Don't think staying for the kids is best for them, not seeing a normal relationship and learning about how adults are supposed act in a loving relationship is much much worse.

hellywelly3 · 26/03/2021 20:05

My eldest is 18 and he has so much going on his life. Alevels, applying for uni, looking for a job. I think he needs our support now more than ever. The last thing he would need would be his parents splitting up. Do it now while the children have lots of support around them at school etc.

Countdown99 · 26/03/2021 20:05

To all those commenting on the impact it has divorcing when the children are 18, surely there is also a huge impact due to divorcing when the children are young also? That could involve a parent having numerous partners coming in and out their lives, the negatives associated with a single mother earning very little and working full time etc. Sadly I think most children of divorced parents do not come out unscathed in some way. My choice is to wait until they're older so I have full access to them for those 18 years

OP posts:
NerrSnerr · 26/03/2021 20:09

@Countdown99 but if you stay you're setting the example to your children that it is absolutely fine for woman to stay with a manipulative partner. Is that what you want them to think a relationship should look like?

If you're going to stay just don't kid yourself that your children don't know you're not happy and you're giving them a blissful upbringing.

Same4Walls · 26/03/2021 20:15

My choice is to wait until they're older so I have full access to them for those 18 years

And you're setting them up for a lifetime of terrible relationships because they will think that is normal. Would you honestly sit back and allow one of your children to stay in an unhappy marriage for potentially almost 2 decades??

Ganasha · 26/03/2021 20:18

I think a lot of women make this choice OP. How long have you got until they are 18

ThatPoster · 26/03/2021 20:20

OP my daughters have been telling me about their friends parents who are waiting until they are 18. without fail the kids are all aware of it, they all hate it, and they can't wait to get out.

Is this what you want for your children?

fwiw I did 4 or 5 more years than I should have done. It was awful. And now my children are saying they knew and were waiting for us to split.

I don't know what you want from this thread. But really it is not right for the children for you to stick around until they are 18. And yes, they really do suffer and struggle with it when they are 18.

dotdashdashdash · 26/03/2021 20:22

@Countdown99

To all those commenting on the impact it has divorcing when the children are 18, surely there is also a huge impact due to divorcing when the children are young also?

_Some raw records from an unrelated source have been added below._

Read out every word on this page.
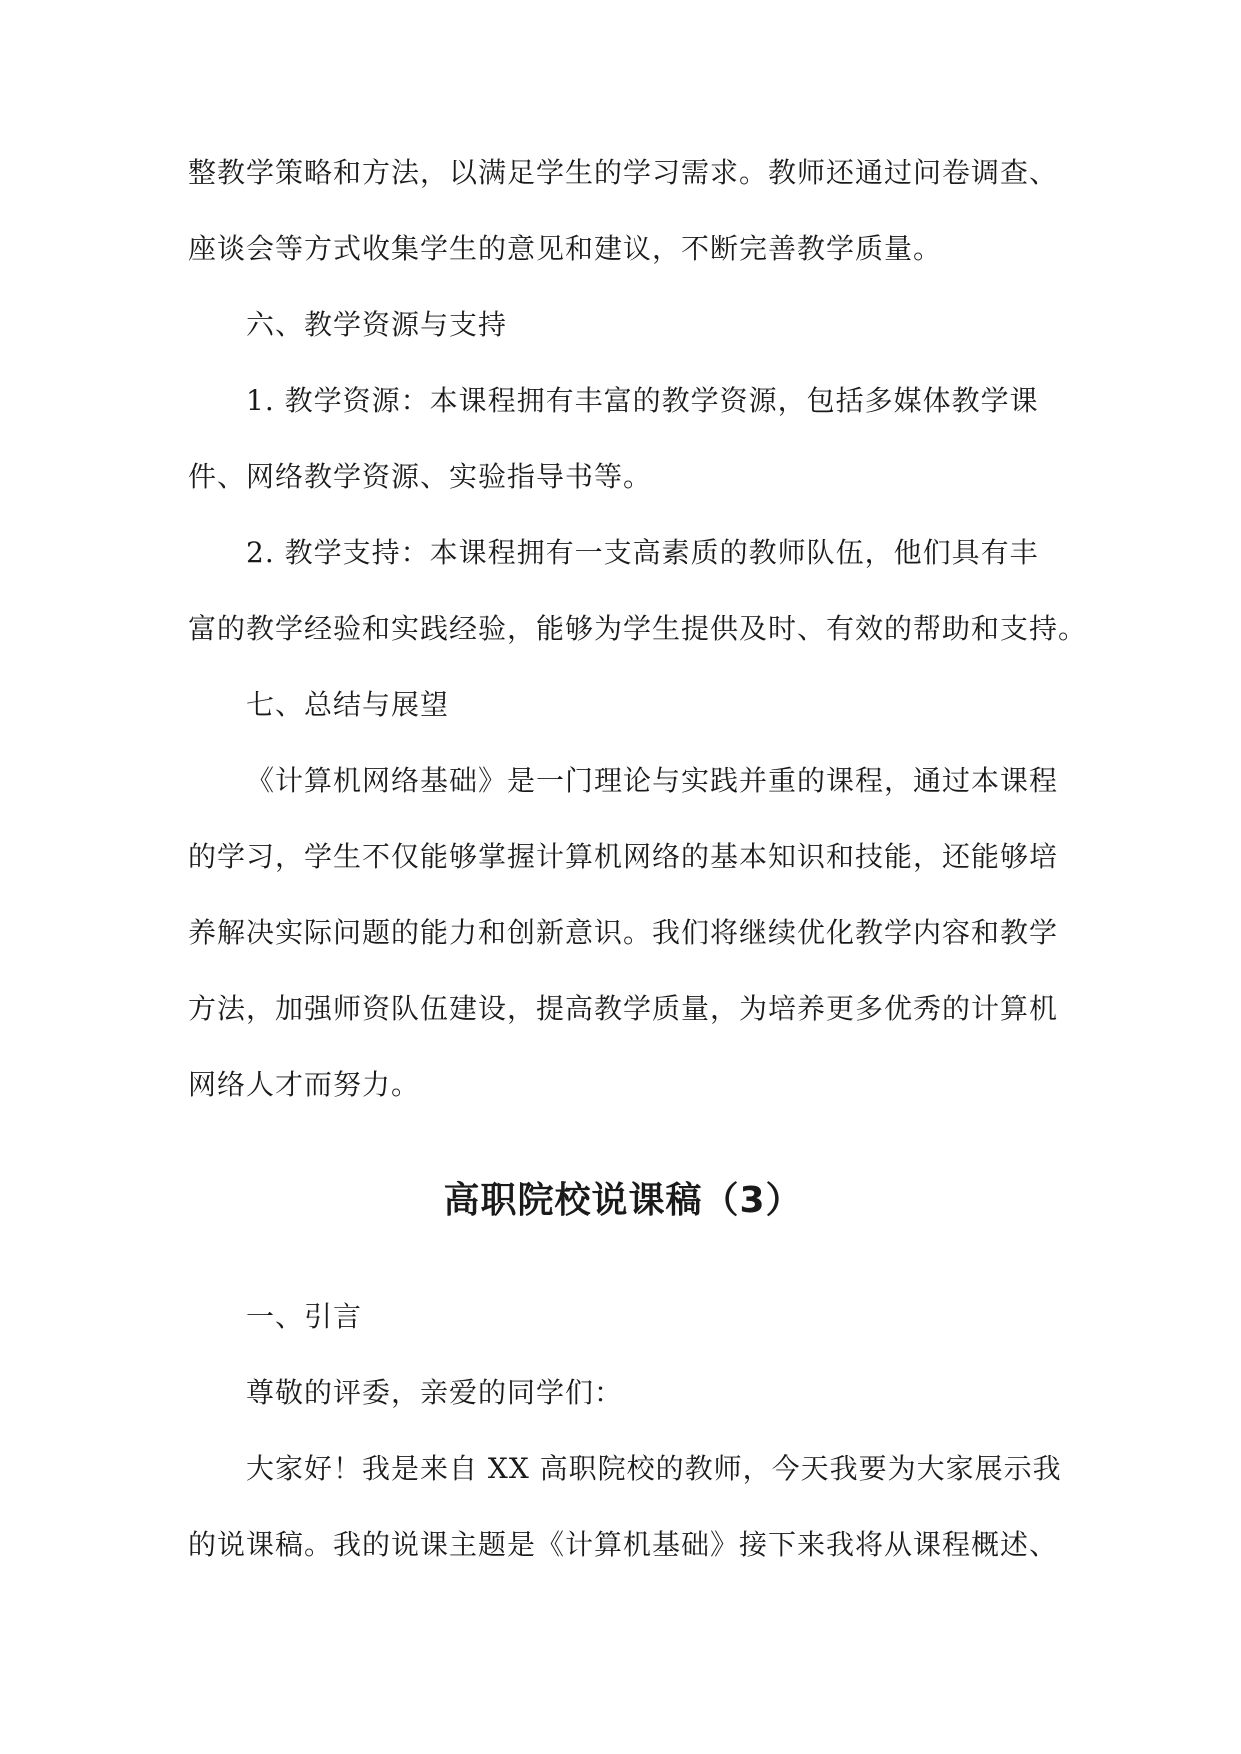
整教学策略和方法，以满足学生的学习需求。教师还通过问卷调查、
座谈会等方式收集学生的意见和建议，不断完善教学质量。
六、教学资源与支持
1. 教学资源：本课程拥有丰富的教学资源，包括多媒体教学课
件、网络教学资源、实验指导书等。
2. 教学支持：本课程拥有一支高素质的教师队伍，他们具有丰
富的教学经验和实践经验，能够为学生提供及时、有效的帮助和支持。
七、总结与展望
《计算机网络基础》是一门理论与实践并重的课程，通过本课程
的学习，学生不仅能够掌握计算机网络的基本知识和技能，还能够培
养解决实际问题的能力和创新意识。我们将继续优化教学内容和教学
方法，加强师资队伍建设，提高教学质量，为培养更多优秀的计算机
网络人才而努力。
高职院校说课稿（3）
一、引言
尊敬的评委，亲爱的同学们：
大家好！我是来自 XX 高职院校的教师，今天我要为大家展示我
的说课稿。我的说课主题是《计算机基础》接下来我将从课程概述、
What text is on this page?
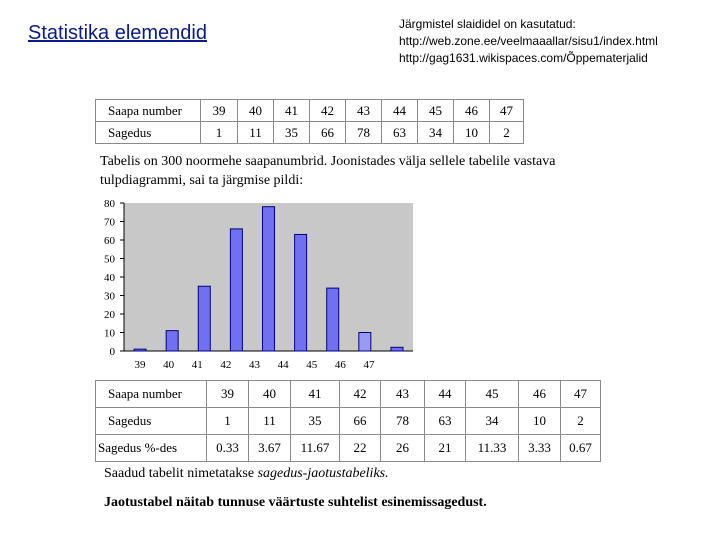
Statistika elemendid	Järgmistel slaididel on kasutatud:
http://web.zone.ee/veelmaaallar/sisu1/index.html
http://gag1631.wikispaces.com/Õppematerjalid
Saapa number	39	40	41	42	43	44	45	46	47
Sagedus	1	11	35	66	78	63	34	10	2
Tabelis on 300 noormehe saapanumbrid. Joonistades välja sellele tabelile vastava tulpdiagrammi, sai ta järgmise pildi:
0
10
20
30
40
50
60
70
80
39 40 41 42 43 44 45 46 47
Saapa number	39	40	41	42	43	44	45	46	47
Sagedus	1	11	35	66	78	63	34	10	2
Sagedus %-des	0.33	3.67	11.67	22	26	21	11.33	3.33	0.67
Saadud tabelit nimetatakse sagedus-jaotustabeliks.
Jaotustabel näitab tunnuse väärtuste suhtelist esinemissagedust.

That could involve a parent having numerous partners coming in and out their lives, the negatives associated with a single mother earning very little and working full time etc. Sadly I think most children of divorced parents do not come out unscathed in some way. My choice is to wait until they're older so I have full access to them for those 18 years
So my parents divorced when I was 22, my sister 17 and my younger brother 9. My little brother faired much better than my sister and I. My sister dropped out of school and got in to drugs, got pregnant and ended up living in a caravan heavily pregnant and with social services intervention. I failed a year of uni (I'm now a Dr), drank too much, had waaaay too much unprotected sex and had poor mental health.